2) Compare both of the containers with the "c" command in SCD; which will display the offset of the first different byte.

Example:(The offset will be displayed in a black DOS window after this command)

     scd c c:\temp\scramble.svl e:\clone.svl 0x5000

The offset displayed with the Compare function will often be around 0x26FF-0x2700, (almost 10kb) but could be smaller or larger by quite a few bytes. The areas up to the point at which they differ are usually your key-blocs, but sometimes a few bytes of the data-portions could be the same; which you'll have to allow for. You don't have to remove the entire key-block with SCD, but to be sure not to go over; make a note of the offset shown in the DOS box, and count backwards for about 20 bytes. Use this new offset in your SCD remove/merge command-line, or with the new masking operation.

Using a hex-editor:

1) Drag/copy a container to a separate folder, rename it, and change the contents of this copy by emptying or refilling with different data.

2) Run SCD at the maximum range of 0x5000 on both (unmounted) containers which will extract their key-blocs along WITH portions of the data sections.

3) Compare both of these extracted 20kb files in a hex-editor, such as HexWorkshop, and note the offset at which they become different. It will often be around 0x26FF-0x2700, (almost 10kb) but could be smaller or larger by quite a few bytes.
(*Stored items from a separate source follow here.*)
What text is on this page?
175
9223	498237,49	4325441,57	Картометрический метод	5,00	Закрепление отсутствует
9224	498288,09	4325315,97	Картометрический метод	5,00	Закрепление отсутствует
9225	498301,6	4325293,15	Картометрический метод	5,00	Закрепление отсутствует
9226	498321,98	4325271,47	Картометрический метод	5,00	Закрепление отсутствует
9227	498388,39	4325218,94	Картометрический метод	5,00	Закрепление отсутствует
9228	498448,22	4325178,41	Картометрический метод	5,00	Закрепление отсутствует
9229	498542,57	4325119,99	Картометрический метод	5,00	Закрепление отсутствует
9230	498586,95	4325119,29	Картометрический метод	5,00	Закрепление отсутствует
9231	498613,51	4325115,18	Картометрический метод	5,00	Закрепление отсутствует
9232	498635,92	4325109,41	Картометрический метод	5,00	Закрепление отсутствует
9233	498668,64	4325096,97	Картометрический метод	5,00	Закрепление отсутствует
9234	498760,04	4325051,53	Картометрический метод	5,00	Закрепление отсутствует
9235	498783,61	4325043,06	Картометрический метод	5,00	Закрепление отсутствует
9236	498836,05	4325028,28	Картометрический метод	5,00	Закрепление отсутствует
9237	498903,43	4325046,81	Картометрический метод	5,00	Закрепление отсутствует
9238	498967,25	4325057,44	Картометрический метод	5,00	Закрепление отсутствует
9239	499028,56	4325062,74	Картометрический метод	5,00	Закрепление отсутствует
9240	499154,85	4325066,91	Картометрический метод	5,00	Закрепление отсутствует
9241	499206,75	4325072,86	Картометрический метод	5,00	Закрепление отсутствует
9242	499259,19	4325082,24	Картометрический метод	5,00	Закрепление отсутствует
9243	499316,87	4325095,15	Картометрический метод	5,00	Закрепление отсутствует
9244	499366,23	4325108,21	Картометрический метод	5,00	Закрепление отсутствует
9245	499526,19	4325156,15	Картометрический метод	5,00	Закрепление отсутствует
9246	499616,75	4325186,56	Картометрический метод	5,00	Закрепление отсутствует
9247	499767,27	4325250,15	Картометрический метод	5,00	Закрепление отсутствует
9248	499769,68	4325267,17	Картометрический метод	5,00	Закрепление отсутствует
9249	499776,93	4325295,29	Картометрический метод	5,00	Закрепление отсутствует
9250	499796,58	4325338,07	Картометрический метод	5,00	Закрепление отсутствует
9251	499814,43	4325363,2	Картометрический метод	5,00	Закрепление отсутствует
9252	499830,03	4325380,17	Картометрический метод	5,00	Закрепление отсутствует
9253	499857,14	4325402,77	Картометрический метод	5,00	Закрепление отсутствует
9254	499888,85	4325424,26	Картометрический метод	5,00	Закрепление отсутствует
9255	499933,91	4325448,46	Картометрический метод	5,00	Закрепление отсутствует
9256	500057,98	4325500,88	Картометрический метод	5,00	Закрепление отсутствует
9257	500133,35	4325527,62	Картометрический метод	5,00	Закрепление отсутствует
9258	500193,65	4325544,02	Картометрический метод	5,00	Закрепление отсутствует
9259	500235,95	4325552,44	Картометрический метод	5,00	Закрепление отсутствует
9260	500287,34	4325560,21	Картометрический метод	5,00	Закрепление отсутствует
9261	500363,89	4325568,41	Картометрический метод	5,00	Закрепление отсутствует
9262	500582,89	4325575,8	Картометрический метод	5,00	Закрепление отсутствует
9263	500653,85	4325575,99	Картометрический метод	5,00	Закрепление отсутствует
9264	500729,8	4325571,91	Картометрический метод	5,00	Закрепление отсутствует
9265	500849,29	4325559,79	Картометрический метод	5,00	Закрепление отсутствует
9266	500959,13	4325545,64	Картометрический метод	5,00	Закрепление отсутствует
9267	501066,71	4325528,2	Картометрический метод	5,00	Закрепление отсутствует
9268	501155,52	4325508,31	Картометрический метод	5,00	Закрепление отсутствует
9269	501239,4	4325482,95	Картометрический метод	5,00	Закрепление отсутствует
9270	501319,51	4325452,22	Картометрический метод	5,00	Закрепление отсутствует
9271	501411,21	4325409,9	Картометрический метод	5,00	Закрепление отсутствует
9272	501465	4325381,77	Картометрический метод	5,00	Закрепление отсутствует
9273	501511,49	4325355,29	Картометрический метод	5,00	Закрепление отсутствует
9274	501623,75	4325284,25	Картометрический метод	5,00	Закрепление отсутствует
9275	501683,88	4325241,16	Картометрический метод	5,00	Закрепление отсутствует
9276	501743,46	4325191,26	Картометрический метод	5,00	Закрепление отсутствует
The areas up to the point at which they differ are your key-blocks. Make a note of that offset, and use this in your SCD command-line. You don't have to remove the entire thing with SCD, but be sure not to go over.

Note:

For working containers; those that have their contents changed frequently; extra care must be taken not to corrupt the data blocks when extracting or merging the key-block. If you are even ONE byte over into the data portion of your container, your data may be irretreivably gone when the SD.vXd does its encryption run. This also applys to the *.dll that v.302a uses.

If you opt for removing/masking just a portion of the key-block without running Compare with SCD or a hex-editor, you can use the minimum offset: 0x2000, as a safe choice. This will remove/mask enough of any key-block to achieve our goal.

If SCD is only used on cd backups, any offset up to the 0x5000 limit will work; since the volume will be read-only anyway. It will have to be copied to a drive to restore its key-block; and the read-only attribute removed in the "Properties" dialog before the restoration will work. This is ONLY for static (unchanging) volumes. If such a container becomes a working volume on your drive, you should make a clone and determine the correct offsets for its key-block.